Paratrooper P15 involved in legal drama
One of the beef industry’s best-known Angus bulls has become involved in a legal matter – over issues with semen quality.
One of the nation’s best-known Angus bulls has been caught up in a semen quality saga.
Paratrooper P15 is regarded as a key performer in the Angus breed and had a hefty semen price of about $160 a straw.
But an advertisement has appeared in regional media asking for anyone who has used semen from the bull in the past year to contact Queensland legal firm Creevey Horrell.
Creevey Horrell principal Dan Creevey said he was acting for a single client but had “anecdotal evidence from several sources of problems”.
“We have no idea of damages yet and are not aware of any class action,” Mr Creevey said.
The advertisement asks for those who have used Paratrooper P15 semen in their artificial insemination program in November last year to contact the legal firm.

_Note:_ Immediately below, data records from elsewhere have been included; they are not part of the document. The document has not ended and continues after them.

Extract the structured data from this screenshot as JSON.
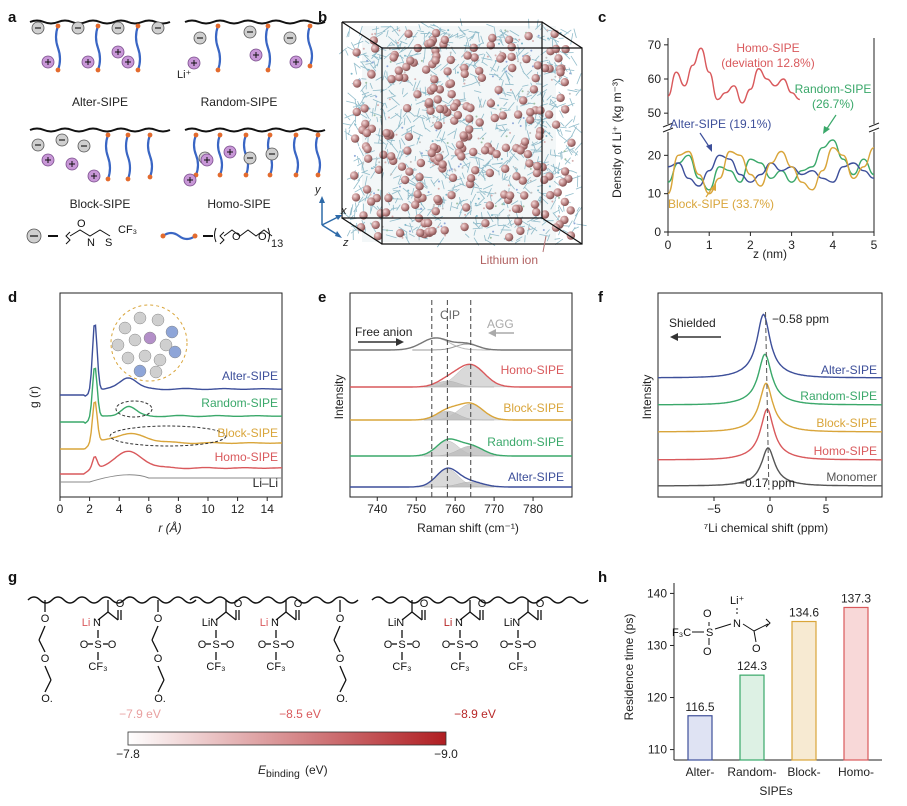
{
  "panels": {
    "a": {
      "label": "a",
      "names": [
        "Alter-SIPE",
        "Random-SIPE",
        "Block-SIPE",
        "Homo-SIPE"
      ],
      "li_label": "Li⁺",
      "legend_anion_text": "CF₃",
      "legend_peo_sub": "13"
    },
    "b": {
      "label": "b",
      "lithium_label": "Lithium ion",
      "axes": [
        "y",
        "x",
        "z"
      ]
    },
    "c": {
      "label": "c",
      "ylabel": "Density of Li⁺ (kg m⁻³)",
      "xlabel": "z (nm)",
      "xticks": [
        "0",
        "1",
        "2",
        "3",
        "4",
        "5"
      ],
      "yticks_upper": [
        "50",
        "60",
        "70"
      ],
      "yticks_lower": [
        "0",
        "10",
        "20"
      ],
      "annotations": [
        {
          "text": "Homo-SIPE",
          "color": "#d9595c"
        },
        {
          "text": "(deviation 12.8%)",
          "color": "#d9595c"
        },
        {
          "text": "Random-SIPE",
          "color": "#3aa86a"
        },
        {
          "text": "(26.7%)",
          "color": "#3aa86a"
        },
        {
          "text": "Alter-SIPE (19.1%)",
          "color": "#3d4f9a"
        },
        {
          "text": "Block-SIPE (33.7%)",
          "color": "#d9a53a"
        }
      ]
    },
    "d": {
      "label": "d",
      "ylabel": "g (r)",
      "xlabel": "r (Å)",
      "xticks": [
        "0",
        "2",
        "4",
        "6",
        "8",
        "10",
        "12",
        "14"
      ],
      "series_labels": [
        {
          "text": "Alter-SIPE",
          "color": "#3d4f9a"
        },
        {
          "text": "Random-SIPE",
          "color": "#3aa86a"
        },
        {
          "text": "Block-SIPE",
          "color": "#d9a53a"
        },
        {
          "text": "Homo-SIPE",
          "color": "#d9595c"
        }
      ],
      "pair_label": "Li–Li"
    },
    "e": {
      "label": "e",
      "ylabel": "Intensity",
      "xlabel": "Raman shift (cm⁻¹)",
      "xticks": [
        "740",
        "750",
        "760",
        "770",
        "780"
      ],
      "free_anion": "Free anion",
      "cip": "CIP",
      "agg": "AGG",
      "series_labels": [
        {
          "text": "Homo-SIPE",
          "color": "#d9595c"
        },
        {
          "text": "Block-SIPE",
          "color": "#d9a53a"
        },
        {
          "text": "Random-SIPE",
          "color": "#3aa86a"
        },
        {
          "text": "Alter-SIPE",
          "color": "#3d4f9a"
        }
      ]
    },
    "f": {
      "label": "f",
      "ylabel": "Intensity",
      "xlabel": "⁷Li chemical shift (ppm)",
      "xticks": [
        "−5",
        "0",
        "5"
      ],
      "shielded": "Shielded",
      "top_value": "−0.58 ppm",
      "bottom_value": "−0.17 ppm",
      "series_labels": [
        {
          "text": "Alter-SIPE",
          "color": "#3d4f9a"
        },
        {
          "text": "Random-SIPE",
          "color": "#3aa86a"
        },
        {
          "text": "Block-SIPE",
          "color": "#d9a53a"
        },
        {
          "text": "Homo-SIPE",
          "color": "#d9595c"
        },
        {
          "text": "Monomer",
          "color": "#555555"
        }
      ]
    },
    "g": {
      "label": "g",
      "energies": [
        {
          "text": "−7.9 eV",
          "color": "#e8a0a0"
        },
        {
          "text": "−8.5 eV",
          "color": "#d9595c"
        },
        {
          "text": "−8.9 eV",
          "color": "#b82828"
        }
      ],
      "colorbar_min": "−7.8",
      "colorbar_max": "−9.0",
      "colorbar_label": "E",
      "colorbar_label_sub": "binding",
      "colorbar_unit": " (eV)",
      "chem_lin": "LiN",
      "chem_n": "N",
      "chem_li": "Li",
      "chem_o": "O",
      "chem_s": "S",
      "chem_cf3": "CF₃"
    },
    "h": {
      "label": "h",
      "ylabel": "Residence time (ps)",
      "xlabel": "SIPEs",
      "yticks": [
        "110",
        "120",
        "130",
        "140"
      ],
      "chem_li": "Li⁺",
      "chem_n": "N",
      "chem_f3c": "F₃C",
      "chem_s": "S",
      "chem_o": "O"
    }
  },
  "chart_data": [
    {
      "type": "bar",
      "panel": "h",
      "categories": [
        "Alter-",
        "Random-",
        "Block-",
        "Homo-"
      ],
      "values": [
        116.5,
        124.3,
        134.6,
        137.3
      ],
      "ylabel": "Residence time (ps)",
      "xlabel": "SIPEs",
      "ylim": [
        108,
        142
      ],
      "colors": [
        "#3d4f9a",
        "#3aa86a",
        "#d9a53a",
        "#d9595c"
      ],
      "fills": [
        "#dfe3f3",
        "#ddf1e4",
        "#f7ead2",
        "#f8d8d8"
      ]
    },
    {
      "type": "line",
      "panel": "c",
      "xlabel": "z (nm)",
      "ylabel": "Density of Li⁺ (kg m⁻³)",
      "xlim": [
        0,
        5
      ],
      "series": [
        {
          "name": "Homo-SIPE",
          "color": "#d9595c",
          "x": [
            0,
            0.2,
            0.4,
            0.6,
            0.8,
            1.0,
            1.2,
            1.4,
            1.6,
            1.8,
            2.0,
            2.2,
            2.4,
            2.6,
            2.8,
            3.0,
            3.2
          ],
          "y": [
            55,
            62,
            58,
            64,
            69,
            62,
            54,
            56,
            58,
            53,
            57,
            63,
            60,
            58,
            60,
            56,
            54
          ]
        },
        {
          "name": "Random-SIPE",
          "color": "#3aa86a",
          "x": [
            0,
            0.25,
            0.5,
            0.75,
            1.0,
            1.25,
            1.5,
            1.75,
            2.0,
            2.25,
            2.5,
            2.75,
            3.0,
            3.25,
            3.5,
            3.75,
            4.0,
            4.25,
            4.5,
            4.75,
            5.0
          ],
          "y": [
            13,
            18,
            20,
            14,
            11,
            17,
            16,
            13,
            19,
            18,
            14,
            16,
            13,
            16,
            17,
            22,
            24,
            19,
            15,
            19,
            15
          ]
        },
        {
          "name": "Alter-SIPE",
          "color": "#3d4f9a",
          "x": [
            0,
            0.25,
            0.5,
            0.75,
            1.0,
            1.25,
            1.5,
            1.75,
            2.0,
            2.25,
            2.5,
            2.75,
            3.0,
            3.25,
            3.5,
            3.75,
            4.0,
            4.25,
            4.5,
            4.75,
            5.0
          ],
          "y": [
            17,
            18,
            14,
            12,
            16,
            20,
            19,
            15,
            13,
            15,
            18,
            16,
            17,
            15,
            16,
            14,
            13,
            17,
            18,
            16,
            14
          ]
        },
        {
          "name": "Block-SIPE",
          "color": "#d9a53a",
          "x": [
            0,
            0.25,
            0.5,
            0.75,
            1.0,
            1.25,
            1.5,
            1.75,
            2.0,
            2.25,
            2.5,
            2.75,
            3.0,
            3.25,
            3.5,
            3.75,
            4.0,
            4.25,
            4.5,
            4.75,
            5.0
          ],
          "y": [
            10,
            20,
            21,
            15,
            10,
            14,
            21,
            20,
            15,
            12,
            18,
            21,
            17,
            13,
            11,
            16,
            22,
            20,
            14,
            17,
            22
          ]
        }
      ]
    }
  ]
}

The Weekly Times understands that rather than a question of semen quality from a specific bull, the problem is more to do with the way the semen was processed, and that other bulls may be caught up in the same issue.
But it’s the attention-grabbing Paratrooper P15, which sold for $160,000 in 2019, that has brought the issue into the spotlight.
At the Millah MurrahAngus sale at Bathurst, NSW, in September this year, 44 sons of Paratrooper P15 averaged $49,682.
One producer, who did not wish to be named, said he knew of issues with semen quality and had been approached to join legal action but declined to be involved.
Semen sales for the bull are handled through ABS.
The Weekly Times made several approaches to ABS Australia general manager Marcus Rees for comment but messages were not returned.